Bright Air Black With all of the revenge, patricide, and doomed attempts at heroism as one might expect from Greek mythology, David Vann retells the story of Jason and the Argonauts through the eyes of Medea in his new novel, Bright Air Black (250 pages; Black Cat/Grove). Medea is most commonly known for her fierce, self-sacrificial love for Jason, which borders on madness as she is driven to betray her family and abandon her home country to help him rise to power. In this retelling, Vann introduces us to a Medea that goes beyond just her supporting function within another hero’s journey, and who has her own dreams of conquest in mind as she sets sail on the Argo.

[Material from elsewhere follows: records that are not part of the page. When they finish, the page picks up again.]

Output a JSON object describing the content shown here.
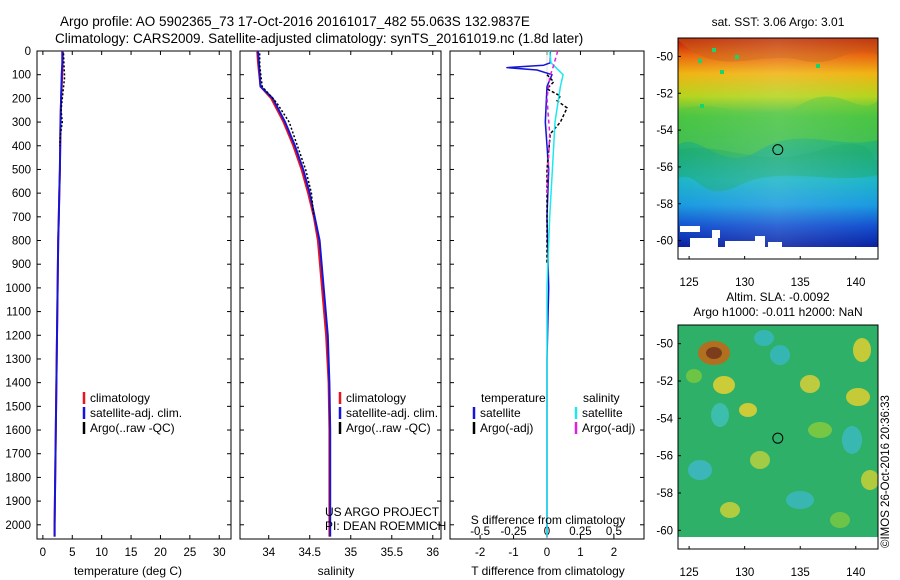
{
  "header": {
    "title_line1": "Argo profile: AO 5902365_73 17-Oct-2016 20161017_482 55.063S 132.9837E",
    "title_line2": "Climatology: CARS2009. Satellite-adjusted climatology: synTS_20161019.nc (1.8d later)"
  },
  "colors": {
    "climatology": "#e8141e",
    "satellite": "#1515d8",
    "argo": "#000000",
    "sat_salinity": "#1ee8ee",
    "argo_salinity": "#e020e0"
  },
  "chart_data": [
    {
      "id": "temperature",
      "type": "line",
      "xlabel": "temperature (deg C)",
      "ylabel": "",
      "xlim": [
        -1,
        32
      ],
      "ylim": [
        2060,
        0
      ],
      "xticks": [
        0,
        5,
        10,
        15,
        20,
        25,
        30
      ],
      "yticks": [
        0,
        100,
        200,
        300,
        400,
        500,
        600,
        700,
        800,
        900,
        1000,
        1100,
        1200,
        1300,
        1400,
        1500,
        1600,
        1700,
        1800,
        1900,
        2000
      ],
      "legend": [
        "climatology",
        "satellite-adj. clim.",
        "Argo(..raw -QC)"
      ],
      "series": [
        {
          "name": "climatology",
          "color_key": "climatology",
          "width": 2,
          "x": [
            3.4,
            3.35,
            3.3,
            3.1,
            3.0,
            2.95,
            2.9,
            2.8,
            2.7,
            2.6,
            2.5,
            2.4,
            2.3,
            2.2,
            2.1,
            2.0,
            2.0
          ],
          "y": [
            0,
            50,
            100,
            200,
            300,
            400,
            500,
            600,
            700,
            800,
            1000,
            1200,
            1400,
            1600,
            1800,
            2000,
            2050
          ]
        },
        {
          "name": "satellite-adj. clim.",
          "color_key": "satellite",
          "width": 2,
          "x": [
            3.3,
            3.3,
            3.2,
            3.1,
            3.0,
            2.95,
            2.9,
            2.8,
            2.7,
            2.6,
            2.5,
            2.4,
            2.3,
            2.2,
            2.1,
            2.0,
            2.0
          ],
          "y": [
            0,
            50,
            100,
            200,
            300,
            400,
            500,
            600,
            700,
            800,
            1000,
            1200,
            1400,
            1600,
            1800,
            2000,
            2050
          ]
        },
        {
          "name": "Argo(..raw -QC)",
          "color_key": "argo",
          "width": 1.5,
          "dash": "2,2",
          "x": [
            3.5,
            3.6,
            3.7,
            3.3,
            3.1,
            3.3,
            3.0,
            2.9
          ],
          "y": [
            10,
            60,
            110,
            200,
            250,
            300,
            350,
            400
          ]
        }
      ]
    },
    {
      "id": "salinity",
      "type": "line",
      "xlabel": "salinity",
      "ylabel": "",
      "xlim": [
        33.65,
        36.1
      ],
      "ylim": [
        2060,
        0
      ],
      "xticks": [
        34,
        34.5,
        35,
        35.5,
        36
      ],
      "xticklabels": [
        "34",
        "34.5",
        "35",
        "35.5",
        "36"
      ],
      "legend": [
        "climatology",
        "satellite-adj. clim.",
        "Argo(..raw -QC)"
      ],
      "annotation": [
        "US ARGO PROJECT",
        "PI: DEAN ROEMMICH"
      ],
      "series": [
        {
          "name": "climatology",
          "color_key": "climatology",
          "width": 2,
          "x": [
            33.86,
            33.87,
            33.9,
            34.03,
            34.18,
            34.3,
            34.4,
            34.48,
            34.55,
            34.6,
            34.65,
            34.7,
            34.73,
            34.74,
            34.74,
            34.74,
            34.74
          ],
          "y": [
            0,
            50,
            150,
            200,
            300,
            400,
            500,
            600,
            700,
            800,
            1000,
            1200,
            1400,
            1600,
            1800,
            2000,
            2050
          ]
        },
        {
          "name": "satellite-adj. clim.",
          "color_key": "satellite",
          "width": 2,
          "x": [
            33.87,
            33.88,
            33.9,
            34.05,
            34.2,
            34.32,
            34.42,
            34.5,
            34.56,
            34.62,
            34.67,
            34.72,
            34.74,
            34.75,
            34.75,
            34.75,
            34.75
          ],
          "y": [
            0,
            50,
            150,
            200,
            300,
            400,
            500,
            600,
            700,
            800,
            1000,
            1200,
            1400,
            1600,
            1800,
            2000,
            2050
          ]
        },
        {
          "name": "Argo(..raw -QC)",
          "color_key": "argo",
          "width": 1.5,
          "dash": "2,2",
          "x": [
            33.89,
            33.89,
            33.92,
            34.1,
            34.25,
            34.35,
            34.45,
            34.52,
            34.55
          ],
          "y": [
            10,
            60,
            150,
            220,
            300,
            400,
            500,
            600,
            700
          ]
        }
      ]
    },
    {
      "id": "differences",
      "type": "line",
      "xlabel": "T difference from climatology",
      "ylabel": "",
      "xlim": [
        -2.9,
        2.9
      ],
      "ylim": [
        2060,
        0
      ],
      "xticks": [
        -2,
        -1,
        0,
        1,
        2
      ],
      "top_axis_label": "S difference from climatology",
      "s_xticks": [
        -0.5,
        -0.25,
        0,
        0.25,
        0.5
      ],
      "s_xticklabels": [
        "-0.5",
        "-0.25",
        "0",
        "0.25",
        "0.5"
      ],
      "legend_titles": [
        "temperature",
        "salinity"
      ],
      "legend": [
        "satellite",
        "Argo(-adj)",
        "satellite",
        "Argo(-adj)"
      ],
      "series": [
        {
          "name": "T satellite",
          "color_key": "satellite",
          "width": 1.5,
          "x": [
            0.1,
            0.1,
            -0.1,
            -1.2,
            -0.3,
            0.15,
            0.0,
            -0.05,
            0.05,
            0.0,
            0.05,
            0.0,
            0.0,
            0.0,
            0.0
          ],
          "y": [
            0,
            50,
            60,
            70,
            80,
            100,
            150,
            300,
            500,
            700,
            1000,
            1300,
            1600,
            1900,
            2050
          ]
        },
        {
          "name": "T Argo(-adj)",
          "color_key": "argo",
          "width": 1.5,
          "dash": "3,2",
          "x": [
            0.0,
            0.2,
            0.0,
            0.4,
            0.3,
            0.6,
            0.5,
            0.4,
            0.1,
            0.0,
            0.0
          ],
          "y": [
            100,
            130,
            160,
            190,
            210,
            240,
            270,
            300,
            350,
            500,
            900
          ]
        },
        {
          "name": "S satellite",
          "color_key": "sat_salinity",
          "width": 1.5,
          "x": [
            0.02,
            0.03,
            0.12,
            0.1,
            0.06,
            0.04,
            0.02,
            0.0,
            0.0,
            0.0,
            0.0
          ],
          "y": [
            0,
            50,
            100,
            150,
            300,
            500,
            700,
            1000,
            1400,
            1800,
            2050
          ]
        },
        {
          "name": "S Argo(-adj)",
          "color_key": "argo_salinity",
          "width": 1.5,
          "dash": "4,3",
          "x": [
            0.08,
            0.05,
            0.02,
            0.0,
            0.02,
            0.0
          ],
          "y": [
            0,
            60,
            110,
            200,
            350,
            600
          ]
        }
      ]
    },
    {
      "id": "sst_map",
      "type": "heatmap",
      "title": "sat. SST: 3.06 Argo: 3.01",
      "xlim": [
        124,
        142
      ],
      "ylim": [
        -61,
        -49
      ],
      "xticks": [
        125,
        130,
        135,
        140
      ],
      "yticks": [
        -50,
        -52,
        -54,
        -56,
        -58,
        -60
      ],
      "marker": {
        "lon": 132.9837,
        "lat": -55.063
      }
    },
    {
      "id": "sla_map",
      "type": "heatmap",
      "title": "Altim. SLA: -0.0092",
      "subtitle": "Argo h1000: -0.011 h2000: NaN",
      "xlim": [
        124,
        142
      ],
      "ylim": [
        -61,
        -49
      ],
      "xticks": [
        125,
        130,
        135,
        140
      ],
      "yticks": [
        -50,
        -52,
        -54,
        -56,
        -58,
        -60
      ],
      "marker": {
        "lon": 132.9837,
        "lat": -55.063
      }
    }
  ],
  "footer": {
    "credit": "©IMOS 26-Oct-2016 20:36:33"
  }
}
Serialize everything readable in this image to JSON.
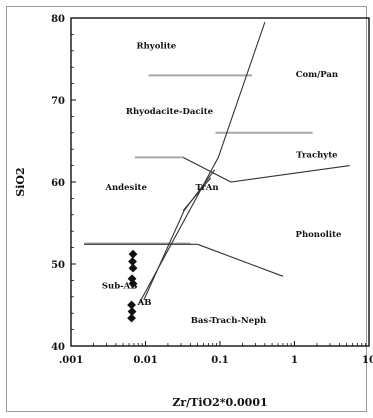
{
  "chart_data": {
    "type": "scatter",
    "xlabel": "Zr/TiO2*0.0001",
    "ylabel": "SiO2",
    "xscale": "log",
    "xlim": [
      0.001,
      10
    ],
    "ylim": [
      40,
      80
    ],
    "x_ticks": [
      {
        "value": 0.001,
        "label": ".001"
      },
      {
        "value": 0.01,
        "label": "0.01"
      },
      {
        "value": 0.1,
        "label": "0.1"
      },
      {
        "value": 1,
        "label": "1"
      },
      {
        "value": 10,
        "label": "10"
      }
    ],
    "y_ticks": [
      {
        "value": 40,
        "label": "40"
      },
      {
        "value": 50,
        "label": "50"
      },
      {
        "value": 60,
        "label": "60"
      },
      {
        "value": 70,
        "label": "70"
      },
      {
        "value": 80,
        "label": "80"
      }
    ],
    "field_labels": [
      {
        "text": "Rhyolite",
        "x": 0.014,
        "y": 76.3
      },
      {
        "text": "Com/Pan",
        "x": 2.0,
        "y": 72.8
      },
      {
        "text": "Rhyodacite-Dacite",
        "x": 0.021,
        "y": 68.3
      },
      {
        "text": "Trachyte",
        "x": 2.0,
        "y": 63.0
      },
      {
        "text": "Andesite",
        "x": 0.0055,
        "y": 59.0
      },
      {
        "text": "TrAn",
        "x": 0.067,
        "y": 59.0
      },
      {
        "text": "Phonolite",
        "x": 2.1,
        "y": 53.3
      },
      {
        "text": "Sub-AB",
        "x": 0.0045,
        "y": 47.0
      },
      {
        "text": "Bas-Trach-Neph",
        "x": 0.13,
        "y": 42.8
      },
      {
        "text": "AB",
        "x": 0.0097,
        "y": 45.0
      }
    ],
    "boundaries": [
      {
        "name": "gray-rhyolite",
        "points": [
          [
            0.011,
            73.0
          ],
          [
            0.27,
            73.0
          ]
        ],
        "color": "#a8a8a8"
      },
      {
        "name": "gray-trachyte",
        "points": [
          [
            0.087,
            66.0
          ],
          [
            1.75,
            66.0
          ]
        ],
        "color": "#a8a8a8"
      },
      {
        "name": "gray-andesite",
        "points": [
          [
            0.0072,
            63.0
          ],
          [
            0.032,
            63.0
          ]
        ],
        "color": "#a8a8a8"
      },
      {
        "name": "gray-subalkaline",
        "points": [
          [
            0.0015,
            52.5
          ],
          [
            0.04,
            52.5
          ]
        ],
        "color": "#a8a8a8"
      },
      {
        "name": "dark-subalkaline-top",
        "points": [
          [
            0.0015,
            52.4
          ],
          [
            0.05,
            52.4
          ]
        ],
        "color": "#333333"
      },
      {
        "name": "main-diagonal",
        "points": [
          [
            0.008,
            45.0
          ],
          [
            0.095,
            63.0
          ],
          [
            0.4,
            79.5
          ]
        ],
        "color": "#333333"
      },
      {
        "name": "andesite-tran-upper",
        "points": [
          [
            0.032,
            63.0
          ],
          [
            0.14,
            60.0
          ],
          [
            5.5,
            62.0
          ]
        ],
        "color": "#333333"
      },
      {
        "name": "andesite-tran-lower",
        "points": [
          [
            0.032,
            56.5
          ],
          [
            0.075,
            60.5
          ]
        ],
        "color": "#333333"
      },
      {
        "name": "tran-bas-divider",
        "points": [
          [
            0.05,
            52.4
          ],
          [
            0.7,
            48.5
          ]
        ],
        "color": "#333333"
      },
      {
        "name": "ab-inner-line",
        "points": [
          [
            0.0095,
            45.6
          ],
          [
            0.033,
            56.5
          ],
          [
            0.085,
            61.5
          ]
        ],
        "color": "#333333"
      }
    ],
    "points": [
      {
        "x": 0.0068,
        "y": 51.2
      },
      {
        "x": 0.0067,
        "y": 50.3
      },
      {
        "x": 0.0068,
        "y": 49.5
      },
      {
        "x": 0.0066,
        "y": 48.2
      },
      {
        "x": 0.0068,
        "y": 47.6
      },
      {
        "x": 0.0065,
        "y": 45.0
      },
      {
        "x": 0.0066,
        "y": 44.2
      },
      {
        "x": 0.0065,
        "y": 43.4
      }
    ],
    "marker_color": "#111111"
  }
}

The novel begins moments after Medea decides to leave Colchis, her home, with Jason, and steps onto the Argo, where the most of the first half of the book is set. We see her as she is feeds the dismembered corpse of the brother she slaughtered into the sea, for her father, the king of Colchis, to trail after and collect. Although this opening may seem exceptionally horrifying, the reader soon learns Medea is rarely without blood on her hands. Early in her journey, it is revealed her motives for these incredible actions have nothing to do with her love for Jason, and everything to do with a hunger for power. It is not just Jason using Medea here, but Medea using Jason so as to get closer to ruling her own kingdom one day. As she sails on the Argo, she ponders the nature of god (with philosophical questions such as “How can we know when we’re worshipping a god and when we’re worshipping the sign of god?”), how stories of heroism get shaped by biases that obscure their darker, more realistic elements (about Jason: “The stories will reveal nothing about the real man who lived”), and how no one—despite status or title—is invincible.